Les commentaires sur Google News : un premier bilan (et il est mitigé)

La lecture du dernier billet de Stan attire mon attention sur cet article d’Ecrans qui apporte des éléments de bilan sur la possibilité offerte par Google depuis le mois d’août de commenter les Google News US.

(Possibilité offerte aux parties prenantes de la news et non à tous, mais qui ouvre un champ intéressant de relations publiques en permettant aux personnes citées de mieux donner leur version de l’histoire.)

(Ecrans se basant lui-même sur le New York Times, vous aurez compris qu’i&o reprend PR2Peer qui reprend Ecrans qui reprend le New York Times – si c’est pas de la viralité, ça.)

Nous étions plusieurs à évoquer ce lancement à l’époque, qui faisait tout simplement de Google un éditeur.

L’annonce de Google avait été la cible de nombreuses critiques, dont l’essentiel portait sur la faisabilité de l’opération : comment définir ou identifier une partie prenante ? L’opération est-elle rentable avecle temps passé à gérer ces commentaires ?

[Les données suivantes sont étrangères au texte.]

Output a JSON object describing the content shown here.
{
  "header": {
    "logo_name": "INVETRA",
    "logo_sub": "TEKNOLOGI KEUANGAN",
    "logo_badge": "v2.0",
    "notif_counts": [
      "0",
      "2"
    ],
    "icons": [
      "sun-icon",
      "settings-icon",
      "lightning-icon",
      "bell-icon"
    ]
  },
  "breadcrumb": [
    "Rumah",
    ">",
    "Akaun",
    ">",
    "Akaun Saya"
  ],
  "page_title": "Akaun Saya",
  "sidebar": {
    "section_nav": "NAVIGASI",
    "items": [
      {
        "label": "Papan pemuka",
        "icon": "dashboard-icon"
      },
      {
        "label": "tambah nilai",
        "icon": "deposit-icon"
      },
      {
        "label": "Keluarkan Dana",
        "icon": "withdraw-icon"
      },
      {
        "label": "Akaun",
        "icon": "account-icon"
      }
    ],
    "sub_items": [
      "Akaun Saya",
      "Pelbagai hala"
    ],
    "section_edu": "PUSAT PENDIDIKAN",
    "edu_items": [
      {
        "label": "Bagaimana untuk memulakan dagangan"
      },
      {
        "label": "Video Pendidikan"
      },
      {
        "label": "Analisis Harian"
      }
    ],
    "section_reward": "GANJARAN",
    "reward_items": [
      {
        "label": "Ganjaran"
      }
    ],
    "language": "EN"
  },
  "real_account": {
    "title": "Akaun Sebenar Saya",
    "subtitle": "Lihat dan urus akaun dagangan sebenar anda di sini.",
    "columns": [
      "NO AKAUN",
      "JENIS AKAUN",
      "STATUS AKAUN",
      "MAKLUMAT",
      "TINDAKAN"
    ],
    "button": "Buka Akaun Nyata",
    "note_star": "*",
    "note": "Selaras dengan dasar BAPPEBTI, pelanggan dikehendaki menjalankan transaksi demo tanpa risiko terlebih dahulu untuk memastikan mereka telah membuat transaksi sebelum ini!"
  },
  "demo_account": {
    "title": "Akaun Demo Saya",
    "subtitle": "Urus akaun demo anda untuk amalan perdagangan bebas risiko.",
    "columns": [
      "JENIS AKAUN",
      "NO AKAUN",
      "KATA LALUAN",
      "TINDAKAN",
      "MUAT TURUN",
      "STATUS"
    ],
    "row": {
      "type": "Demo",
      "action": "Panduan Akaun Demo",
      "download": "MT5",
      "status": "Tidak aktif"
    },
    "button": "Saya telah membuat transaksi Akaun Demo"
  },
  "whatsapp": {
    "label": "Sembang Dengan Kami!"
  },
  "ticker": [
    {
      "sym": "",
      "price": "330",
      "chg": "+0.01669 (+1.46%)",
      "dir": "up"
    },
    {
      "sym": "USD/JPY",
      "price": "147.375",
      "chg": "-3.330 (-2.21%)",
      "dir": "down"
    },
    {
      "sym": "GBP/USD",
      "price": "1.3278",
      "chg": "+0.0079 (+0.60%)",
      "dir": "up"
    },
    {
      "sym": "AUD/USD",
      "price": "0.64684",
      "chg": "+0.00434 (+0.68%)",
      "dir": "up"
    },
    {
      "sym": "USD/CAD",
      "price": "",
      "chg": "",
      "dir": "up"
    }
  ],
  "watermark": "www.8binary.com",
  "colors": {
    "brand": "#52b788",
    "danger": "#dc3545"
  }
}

10 jours après le lancement de l’opération, je m’inquiétais de ne trouver aucun commentaire en fouillant le Google News US. Le bilan évoqué par le New York Times après quelques mois est donc le suivant : environ 150 commentaires sont visibles à la fois, et comme chacun d’eux reste en ligne environ un mois, ce sont 5 ou 6 nouveaux commentaires par jour qui sont publiés. Ce qui est très peu.

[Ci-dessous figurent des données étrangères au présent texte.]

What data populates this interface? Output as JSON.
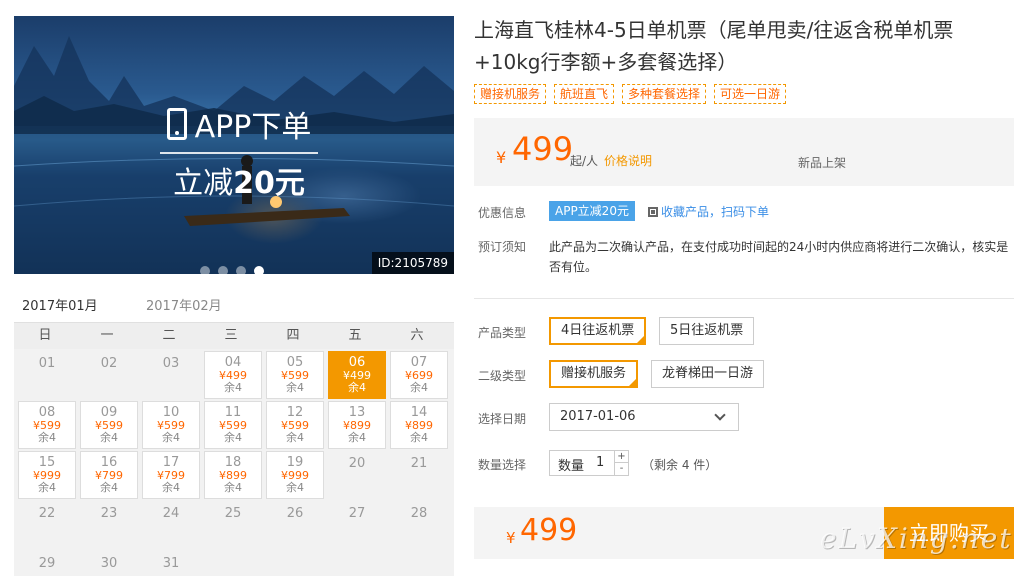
{
  "banner": {
    "promo_line1": "APP下单",
    "promo_line2_prefix": "立减",
    "promo_line2_amount": "20元",
    "id_tag": "ID:2105789",
    "dots": 4,
    "active_dot": 4
  },
  "calendar": {
    "tabs": [
      "2017年01月",
      "2017年02月"
    ],
    "active_tab": 0,
    "weekdays": [
      "日",
      "一",
      "二",
      "三",
      "四",
      "五",
      "六"
    ],
    "currency": "¥",
    "remain_prefix": "余",
    "cells": [
      {
        "d": "01"
      },
      {
        "d": "02"
      },
      {
        "d": "03"
      },
      {
        "d": "04",
        "p": "499",
        "r": "4"
      },
      {
        "d": "05",
        "p": "599",
        "r": "4"
      },
      {
        "d": "06",
        "p": "499",
        "r": "4",
        "selected": true
      },
      {
        "d": "07",
        "p": "699",
        "r": "4"
      },
      {
        "d": "08",
        "p": "599",
        "r": "4"
      },
      {
        "d": "09",
        "p": "599",
        "r": "4"
      },
      {
        "d": "10",
        "p": "599",
        "r": "4"
      },
      {
        "d": "11",
        "p": "599",
        "r": "4"
      },
      {
        "d": "12",
        "p": "599",
        "r": "4"
      },
      {
        "d": "13",
        "p": "899",
        "r": "4"
      },
      {
        "d": "14",
        "p": "899",
        "r": "4"
      },
      {
        "d": "15",
        "p": "999",
        "r": "4"
      },
      {
        "d": "16",
        "p": "799",
        "r": "4"
      },
      {
        "d": "17",
        "p": "799",
        "r": "4"
      },
      {
        "d": "18",
        "p": "899",
        "r": "4"
      },
      {
        "d": "19",
        "p": "999",
        "r": "4"
      },
      {
        "d": "20"
      },
      {
        "d": "21"
      },
      {
        "d": "22"
      },
      {
        "d": "23"
      },
      {
        "d": "24"
      },
      {
        "d": "25"
      },
      {
        "d": "26"
      },
      {
        "d": "27"
      },
      {
        "d": "28"
      },
      {
        "d": "29"
      },
      {
        "d": "30"
      },
      {
        "d": "31"
      }
    ]
  },
  "product": {
    "title": "上海直飞桂林4-5日单机票（尾单甩卖/往返含税单机票+10kg行李额+多套餐选择）",
    "tags": [
      "赠接机服务",
      "航班直飞",
      "多种套餐选择",
      "可选一日游"
    ],
    "price": {
      "currency": "¥",
      "amount": "499",
      "unit": "起/人",
      "explain_link": "价格说明",
      "new_tag": "新品上架"
    },
    "discount_label": "优惠信息",
    "discount_badge": "APP立减20元",
    "qr_link": "收藏产品，扫码下单",
    "notice_label": "预订须知",
    "notice_text": "此产品为二次确认产品，在支付成功时间起的24小时内供应商将进行二次确认，核实是否有位。",
    "type_label": "产品类型",
    "types": [
      "4日往返机票",
      "5日往返机票"
    ],
    "subtype_label": "二级类型",
    "subtypes": [
      "赠接机服务",
      "龙脊梯田一日游"
    ],
    "date_label": "选择日期",
    "date_value": "2017-01-06",
    "qty_label": "数量选择",
    "qty_inner_label": "数量",
    "qty_value": "1",
    "qty_plus": "+",
    "qty_minus": "-",
    "remain_text": "（剩余 4 件）",
    "total_currency": "¥",
    "total_amount": "499",
    "buy_button": "立即购买"
  },
  "watermark": "eLvXing.net"
}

Google l’explique par le faible nombre de personnes citées dans les articles (ce qui en dit un peu plus sur ses critères de choix pour définir qui est une « partie prenante » : c’est donc une personne citée dans l’article). Google s’est même mis en situation de démarcher les personnes citées pour leur demander des commentaires.

Parmi les facteurs explicatifs, Ecrans cite Techdirt pour qui on n’a pas besoin d’une fonctionnalité comme celle de Google News :

« aujourd’hui, il est facile de créer son propre site web ou son blog et donner sa version de l’histoire ».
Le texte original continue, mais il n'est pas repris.